Delayed administration of neural stem cells after hypoxia-ischemia reduces sensorimotor deficits, cerebral lesion size, and neuroinflammation in neonatal mice.
Pediatric research 2017 Jan;81: 127-135
BACKGROUND: Hypoxic-ischemic (HI) encephalopathy causes mortality and severe morbidity in neonates. Treatments with a therapeutic window >6 h are currently not available. Here, we explored whether delayed transplantation of allogenic neural stem cells (NSCs) at 10 d after HI could be a tool to repair HI brain injury and improve behavioral impairments.
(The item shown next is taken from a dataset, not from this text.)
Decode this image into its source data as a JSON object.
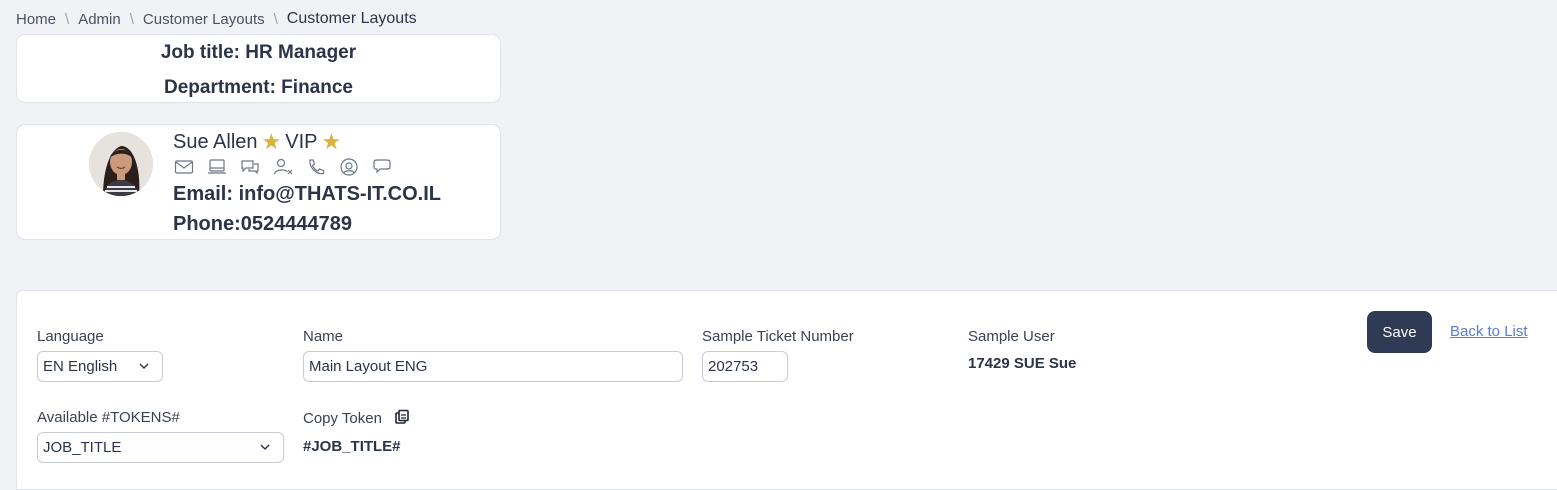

METHODS: HI was induced in 9-d-old mice. Animals received NSCs or vehicle intracranially in the hippocampus at 10 d post-HI. Sensorimotor performance was assessed by cylinder rearing test. Lesion size, synaptic integrity, and fate of injected NSCs were determined by immuno-stainings. Neuroinflammation was studied by immuno-stainings of brain sections, primary glial cultures, and TNFα ELISA.
RESULTS: NSC transplantation at 10 d post-insult induced long-term improvement of motor performance and synaptic integrity, and reduced lesion size compared to vehicle-treatment. HI-induced neuroinflammation was reduced after NSC treatment, at least partially by factors secreted by NSCs. Injected NSCs migrated toward and localized at the damaged hippocampus. Transplanted NSCs differentiated toward the neuronal lineage and formed a niche with endogenous precursors.
CONCLUSION: Our study provides evidence of the efficacy of NSC transplantation late after HI as a tool to reduce neonatal HI brain injury through regeneration of the lesion.